These are the official Python bindings to https://github.com/openvenues/libpostal, a fast statistical parser/normalizer for street addresses anywhere in the world.
from postal.expand import expand_address
expand_address('Quatre vingt douze Ave des Champs-Élysées')
from postal.parser import parse_address
parse_address('The Book Club 100-106 Leonard St, Shoreditch, London, Greater London, EC2A 4RH, United Kingdom')
Before using the Python bindings, you must install the libpostal C library. Make sure you have the following prerequisites:
On Ubuntu/Debian
sudo apt-get install curl autoconf automake libtool python-dev pkg-config
On CentOS/RHEL
sudo yum install curl autoconf automake libtool python-devel pkgconfig
On Mac OSX
brew install curl autoconf automake libtool pkg-config
Installing libpostal
If you're using an M1 Mac, add --disable-sse2 to the ./configure command. This will result in poorer performance but the build will succeed.
git clone https://github.com/openvenues/libpostal
cd libpostal
./bootstrap.sh
./configure --datadir=[...some dir with a few GB of space...]
make
sudo make install
# On Linux it's probably a good idea to run
sudo ldconfig
To install the Python library, just run:
pip install postal
Installing libpostal on Windows
Install msys2 and launch a shell using the MSYS2 MingW 64-bit
start menu option, not the usual MSYS2 MSYS
option.
This is important because we don't want our libpostal.dll
to link to msys-2.0.dll
(Python seems to hang if you load this DLL).
Then:
pacman -S autoconf automake curl git make libtool gcc mingw-w64-x86_64-gcc
git clone https://github.com/openvenues/libpostal
cd libpostal
cp -rf windows/* ./
./bootstrap.sh
./configure --datadir=[...some dir with a few GB of space...]
make
make install
mkdir headers && cp -r /usr/include/libpostal/ headers/
Now start a command prompt which has access to the Microsoft toolchain. This can be done by e.g. installing the Windows 10 SDK and then running the x64 Native Tools Command Prompt
.
Assuming your MSYS and Python are installed in some standard locations, you can use this command prompt to build+install the Python library like so:
lib.exe /def:libpostal.def /out:postal.lib /machine:x64
pip install postal --global-option=build_ext --global-option="-I[...libpostal checkout...]\headers" --global-option="-L[...libpostal checkout...]"

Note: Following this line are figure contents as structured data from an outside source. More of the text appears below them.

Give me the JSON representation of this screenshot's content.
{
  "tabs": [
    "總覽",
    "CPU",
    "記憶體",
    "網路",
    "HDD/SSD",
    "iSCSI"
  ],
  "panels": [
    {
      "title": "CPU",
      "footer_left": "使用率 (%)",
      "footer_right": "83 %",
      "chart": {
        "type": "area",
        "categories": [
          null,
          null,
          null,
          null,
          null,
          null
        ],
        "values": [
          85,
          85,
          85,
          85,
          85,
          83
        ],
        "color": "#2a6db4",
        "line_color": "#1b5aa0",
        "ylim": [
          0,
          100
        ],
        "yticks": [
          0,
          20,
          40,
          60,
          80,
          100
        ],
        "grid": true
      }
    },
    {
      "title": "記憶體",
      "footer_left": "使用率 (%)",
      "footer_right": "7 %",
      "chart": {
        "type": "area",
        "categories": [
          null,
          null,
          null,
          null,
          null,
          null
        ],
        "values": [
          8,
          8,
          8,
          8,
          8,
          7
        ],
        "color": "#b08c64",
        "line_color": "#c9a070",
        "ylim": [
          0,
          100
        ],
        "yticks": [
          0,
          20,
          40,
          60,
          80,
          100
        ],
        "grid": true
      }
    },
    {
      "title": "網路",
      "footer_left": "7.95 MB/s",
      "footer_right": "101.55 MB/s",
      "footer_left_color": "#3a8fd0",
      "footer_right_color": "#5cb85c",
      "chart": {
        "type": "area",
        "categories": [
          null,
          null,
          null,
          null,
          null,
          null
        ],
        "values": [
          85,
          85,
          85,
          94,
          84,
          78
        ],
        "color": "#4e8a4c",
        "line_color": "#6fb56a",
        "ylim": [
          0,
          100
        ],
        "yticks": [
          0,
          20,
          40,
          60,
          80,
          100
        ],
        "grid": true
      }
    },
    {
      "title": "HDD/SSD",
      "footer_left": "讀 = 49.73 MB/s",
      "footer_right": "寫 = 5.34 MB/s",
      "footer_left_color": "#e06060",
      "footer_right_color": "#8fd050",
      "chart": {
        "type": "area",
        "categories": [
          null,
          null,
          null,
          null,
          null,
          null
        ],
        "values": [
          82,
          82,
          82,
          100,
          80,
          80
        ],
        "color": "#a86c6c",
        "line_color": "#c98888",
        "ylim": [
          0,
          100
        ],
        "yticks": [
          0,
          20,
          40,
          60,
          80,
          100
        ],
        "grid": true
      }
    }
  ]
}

copy src\.libs\libpostal-1.dll "C:\Python36\Lib\site-packages\postal\libpostal.dll"
pypostal supports Python 2.7+ and Python 3.4+. These bindings are written using the Python C API and thus support CPython only. Since libpostal is a standalone C library, support for PyPy is still possible with a CFFI wrapper, but is not a goal for this repo.
Make sure you have nose installed, then run:
python setup.py build_ext --inplace
nosetests postal/tests
The build_ext --inplace
business is needed so the C extensions build in the source checkout directory and are accessible/importable by the Python modules.